Testimonials provide high-impact, no-cost marketing for your business.
Your marketing is only as strong as your business’s reputation. Why? Well, it doesn’t matter much what a company says about itself if its customers’ opinions don’t jibe. But when customers have good things to say, that alone will sell to other customers. You could argue that reputation is the main reason people buy — or don’t buy — anything.
That’s why testimonials play such an important role in marketing, and why you should be actively trying to collect them. Here are two simple ways to get more from your testimonials.
Make It Part of Your Process
Many businesses don’t generate great testimonials for one reason: they wait for the customer to come to them. But think about it – when was the last time you offered a testimonial after purchasing a great product or service? Did you email one to that restaurant after your delicious Mexican dinner? Maybe you dropped one off at the dealership to thank them for a great deal on your new car?
Probably not. Most of us never give it a thought, even when the experience was excellent. But if the business had just asked, we might have taken a minute or two to return the favor.
The follow-up is an essential part of any sale, whether in-person, by phone or via email. When that follow-up tells you a customer is satisfied, it’s the perfect opportunity to ask for a testimonial. Make asking a regular part of your sales process, and you’ll have plenty of high-impact, no-cost marketing material ready to go.
Ask for Specifics
Recently, I was looking to get some work done on my house. The contractor that caught my eye had a customer letter posted on their website with details on the day-to-day expectations, the quality of work and the timeline. As a business owner, I know if a client takes the time to write a glowing letter filled with specifics, the company has to deliver. (A bit skeptical, I asked for another testimonial and got a second detailed and appreciative review.)
From the testimonials, I learned this company over-delivered, going above and beyond what was expected. One customer wrote that they even brought their garbage cans out to the curb!

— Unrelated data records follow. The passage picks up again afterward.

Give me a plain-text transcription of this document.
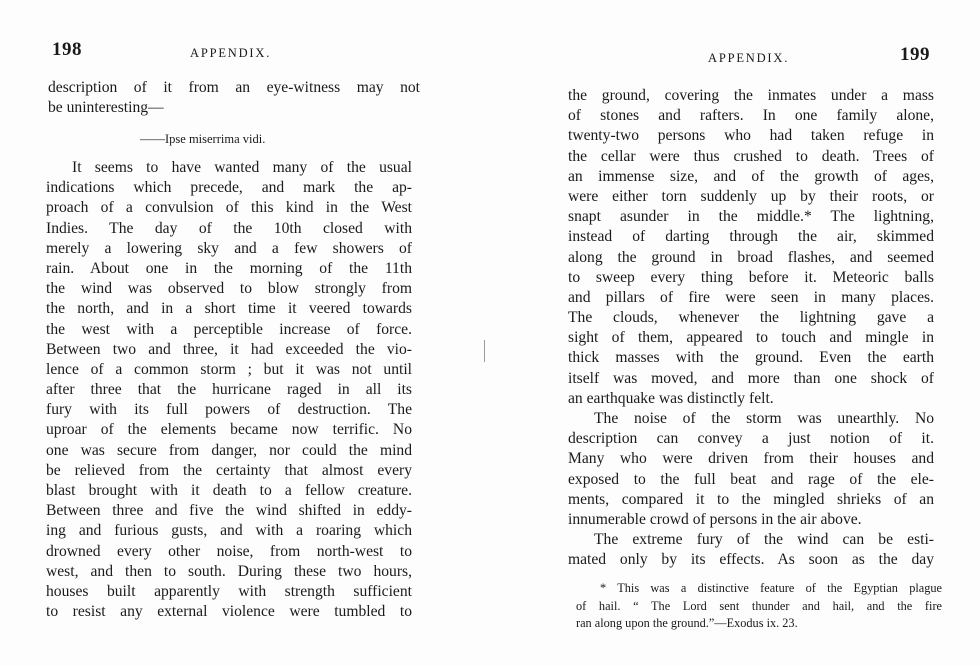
198	APPENDIX.
description of it from an eye-witness may not
be uninteresting—
——Ipse miserrima vidi.
It seems to have wanted many of the usual
indications which precede, and mark the ap-
proach of a convulsion of this kind in the West
Indies. The day of the 10th closed with
merely a lowering sky and a few showers of
rain. About one in the morning of the 11th
the wind was observed to blow strongly from
the north, and in a short time it veered towards
the west with a perceptible increase of force.
Between two and three, it had exceeded the vio-
lence of a common storm ; but it was not until
after three that the hurricane raged in all its
fury with its full powers of destruction. The
uproar of the elements became now terrific. No
one was secure from danger, nor could the mind
be relieved from the certainty that almost every
blast brought with it death to a fellow creature.
Between three and five the wind shifted in eddy-
ing and furious gusts, and with a roaring which
drowned every other noise, from north-west to
west, and then to south. During these two hours,
houses built apparently with strength sufficient
to resist any external violence were tumbled to
APPENDIX.	199
the ground, covering the inmates under a mass
of stones and rafters. In one family alone,
twenty-two persons who had taken refuge in
the cellar were thus crushed to death. Trees of
an immense size, and of the growth of ages,
were either torn suddenly up by their roots, or
snapt asunder in the middle.* The lightning,
instead of darting through the air, skimmed
along the ground in broad flashes, and seemed
to sweep every thing before it. Meteoric balls
and pillars of fire were seen in many places.
The clouds, whenever the lightning gave a
sight of them, appeared to touch and mingle in
thick masses with the ground. Even the earth
itself was moved, and more than one shock of
an earthquake was distinctly felt.
The noise of the storm was unearthly. No
description can convey a just notion of it.
Many who were driven from their houses and
exposed to the full beat and rage of the ele-
ments, compared it to the mingled shrieks of an
innumerable crowd of persons in the air above.
The extreme fury of the wind can be esti-
mated only by its effects. As soon as the day
* This was a distinctive feature of the Egyptian plague
of hail. “ The Lord sent thunder and hail, and the fire
ran along upon the ground.”—Exodus ix. 23.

It didn’t make them more money – they just thought it was important to keep their customers happy and writing rave reviews. It worked.
The competition I considered also had testimonials, but only one or two sentences with no details. For example, “they did a good job” or “very professional,” with a five-star rating attached. Ultimately, I went with the company whose testimonials didn’t look like eBay feedback.
When gathering testimonials, encourage your customers to paint a picture. Ask “could you explain the problem we solved for you?” And “what stood out about our service?”
Because that’s what potential customers are looking for: in-depth, non-canned, honest testimonials. Get that going and you’re reputation will do the rest.
Does your business have a system for collecting testimonials?